HTN Communications, better known as Hughes Television Network (HTN) and formerly Sports Network, was an American television network created by Richard Eugene Bailey. The company is now in the business of providing video and audio services to sports networks.
It never lived up to its dream of being the nation's fourth television network, following the demise of the DuMont Television Network. HTN limited itself to broadcasting sports events, including the Stanley Cup Final, PBA Bowling and special programming, including the Muppets special The Frog Prince, and provided facilities links to a loose network of stations, who were usually independents or affiliates of ABC, CBS, or NBC.
In 2013, HTN Communications merged with The Switch.
History
Sports Network Incorporated
Originally working as chief network coordinator at ABC in 1954, Richard Eugene Bailey conceived of a cost-effective means of broadcasting away Major League Baseball games to their home cities. The idea came from the BBDO advertising agency, who appealed to Bailey on behalf of advertisers, Schaefer Beer and Lucky Strike cigarettes, to save money on their broadcast of Brooklyn Dodgers games; Bailey came up with the concept of "streamlining transmission operations." This innovation for covering away games became the basis for the Sports Network.
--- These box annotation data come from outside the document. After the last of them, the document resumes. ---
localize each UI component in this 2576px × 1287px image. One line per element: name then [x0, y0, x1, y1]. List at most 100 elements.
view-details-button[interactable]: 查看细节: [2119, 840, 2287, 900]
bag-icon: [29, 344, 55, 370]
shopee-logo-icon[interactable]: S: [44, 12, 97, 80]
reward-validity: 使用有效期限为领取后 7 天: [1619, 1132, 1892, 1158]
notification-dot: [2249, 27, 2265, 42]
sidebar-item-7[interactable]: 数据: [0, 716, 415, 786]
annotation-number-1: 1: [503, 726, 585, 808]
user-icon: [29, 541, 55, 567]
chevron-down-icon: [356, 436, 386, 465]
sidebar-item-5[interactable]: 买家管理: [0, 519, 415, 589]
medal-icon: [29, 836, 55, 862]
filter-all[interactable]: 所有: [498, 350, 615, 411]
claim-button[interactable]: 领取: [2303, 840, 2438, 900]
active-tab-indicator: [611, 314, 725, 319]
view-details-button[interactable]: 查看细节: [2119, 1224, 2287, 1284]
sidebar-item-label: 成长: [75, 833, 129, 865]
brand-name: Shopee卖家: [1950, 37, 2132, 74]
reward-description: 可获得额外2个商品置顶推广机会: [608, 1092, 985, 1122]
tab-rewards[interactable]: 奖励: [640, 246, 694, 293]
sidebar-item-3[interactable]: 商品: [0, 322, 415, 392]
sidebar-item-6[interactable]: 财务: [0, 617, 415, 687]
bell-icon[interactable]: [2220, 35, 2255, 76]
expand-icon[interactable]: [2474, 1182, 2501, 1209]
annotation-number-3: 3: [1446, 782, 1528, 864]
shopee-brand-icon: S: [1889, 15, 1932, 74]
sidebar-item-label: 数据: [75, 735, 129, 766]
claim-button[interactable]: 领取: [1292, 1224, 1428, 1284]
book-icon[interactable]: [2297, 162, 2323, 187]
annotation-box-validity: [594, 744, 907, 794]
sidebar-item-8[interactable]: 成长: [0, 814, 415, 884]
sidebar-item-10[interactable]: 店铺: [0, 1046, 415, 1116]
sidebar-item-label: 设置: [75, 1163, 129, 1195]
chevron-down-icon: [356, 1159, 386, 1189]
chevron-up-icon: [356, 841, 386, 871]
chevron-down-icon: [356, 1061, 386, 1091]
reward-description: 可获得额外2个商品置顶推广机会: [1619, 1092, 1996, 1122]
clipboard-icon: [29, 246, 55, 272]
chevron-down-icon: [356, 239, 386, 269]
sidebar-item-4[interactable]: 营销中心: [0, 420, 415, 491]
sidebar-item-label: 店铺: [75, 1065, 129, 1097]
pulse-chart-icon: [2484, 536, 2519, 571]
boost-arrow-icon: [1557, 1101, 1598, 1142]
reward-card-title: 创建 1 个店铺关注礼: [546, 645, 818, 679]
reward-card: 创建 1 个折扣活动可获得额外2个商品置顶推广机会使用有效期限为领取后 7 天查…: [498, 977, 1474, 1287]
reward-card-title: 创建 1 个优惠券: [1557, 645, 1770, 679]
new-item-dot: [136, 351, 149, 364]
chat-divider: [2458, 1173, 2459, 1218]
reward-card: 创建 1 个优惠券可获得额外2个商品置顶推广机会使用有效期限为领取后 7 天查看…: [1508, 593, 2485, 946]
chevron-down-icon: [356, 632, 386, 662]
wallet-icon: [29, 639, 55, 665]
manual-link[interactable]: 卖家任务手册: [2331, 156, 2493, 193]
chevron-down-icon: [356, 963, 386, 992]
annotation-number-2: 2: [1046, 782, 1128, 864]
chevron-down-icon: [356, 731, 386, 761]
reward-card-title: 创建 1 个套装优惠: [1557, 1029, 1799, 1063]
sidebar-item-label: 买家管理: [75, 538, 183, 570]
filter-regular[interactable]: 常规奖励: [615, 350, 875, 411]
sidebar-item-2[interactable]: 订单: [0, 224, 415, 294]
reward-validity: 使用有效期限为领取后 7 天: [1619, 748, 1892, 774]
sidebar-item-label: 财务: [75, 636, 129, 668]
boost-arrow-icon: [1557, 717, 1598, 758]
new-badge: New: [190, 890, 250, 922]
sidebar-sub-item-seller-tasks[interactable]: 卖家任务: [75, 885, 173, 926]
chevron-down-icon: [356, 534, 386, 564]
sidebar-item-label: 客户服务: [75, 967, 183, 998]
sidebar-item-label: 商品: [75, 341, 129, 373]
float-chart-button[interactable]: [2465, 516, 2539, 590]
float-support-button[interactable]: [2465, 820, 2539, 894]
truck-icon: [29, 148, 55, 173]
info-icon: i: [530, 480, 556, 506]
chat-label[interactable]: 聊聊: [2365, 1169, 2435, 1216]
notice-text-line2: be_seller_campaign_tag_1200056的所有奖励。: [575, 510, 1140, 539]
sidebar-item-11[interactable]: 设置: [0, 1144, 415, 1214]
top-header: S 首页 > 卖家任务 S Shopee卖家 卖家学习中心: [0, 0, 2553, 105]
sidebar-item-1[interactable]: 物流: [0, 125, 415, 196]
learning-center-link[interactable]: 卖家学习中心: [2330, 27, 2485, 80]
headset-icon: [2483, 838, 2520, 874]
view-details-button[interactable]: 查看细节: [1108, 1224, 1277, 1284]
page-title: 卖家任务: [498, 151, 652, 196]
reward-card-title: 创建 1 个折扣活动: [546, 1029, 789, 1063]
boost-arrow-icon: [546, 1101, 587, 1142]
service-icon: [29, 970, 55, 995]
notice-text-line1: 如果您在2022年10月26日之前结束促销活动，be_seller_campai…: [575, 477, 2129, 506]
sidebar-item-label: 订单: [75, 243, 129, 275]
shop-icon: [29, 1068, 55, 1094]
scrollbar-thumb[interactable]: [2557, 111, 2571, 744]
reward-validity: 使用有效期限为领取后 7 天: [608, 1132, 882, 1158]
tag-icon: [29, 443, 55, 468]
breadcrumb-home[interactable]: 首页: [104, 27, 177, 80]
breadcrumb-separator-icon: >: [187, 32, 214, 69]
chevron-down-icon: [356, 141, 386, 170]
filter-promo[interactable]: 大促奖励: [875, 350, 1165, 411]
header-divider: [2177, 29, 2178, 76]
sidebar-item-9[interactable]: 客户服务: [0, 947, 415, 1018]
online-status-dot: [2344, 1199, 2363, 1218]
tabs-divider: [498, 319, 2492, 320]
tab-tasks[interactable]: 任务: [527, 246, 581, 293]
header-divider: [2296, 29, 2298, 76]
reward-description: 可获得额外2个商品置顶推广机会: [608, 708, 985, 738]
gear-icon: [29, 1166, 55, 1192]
Bailey capitalized his company with $1,000. In December 1956, Bailey met with sponsors, ad agencies and the baseball teams' representatives at Chicago's Hotel Knickerbocker to get SNI off the ground. In 1956, the first operational year, the network had 300 television and 1,200 radio broadcasts of major league baseball games.
On a staggered schedule in May 1971, The Frog Prince was shown on HTN with 150 stations including WCBS-TV and sponsored by RJR Foods. After the planned network's launch was scuttled in 1978, Paramount sold HTN to Madison Square Garden in 1979. In 1986, Joseph M. Cohen, a Madison Square Garden executive, led an investment group in purchasing HTN from Madison Square Garden. IDB Communications purchased the company in 1989.
In March, 1991, HTN purchased fiber optic transmission services from Vyvx NVN to supplement its existing satellite network. In 1995, HTN was purchased by Globecast.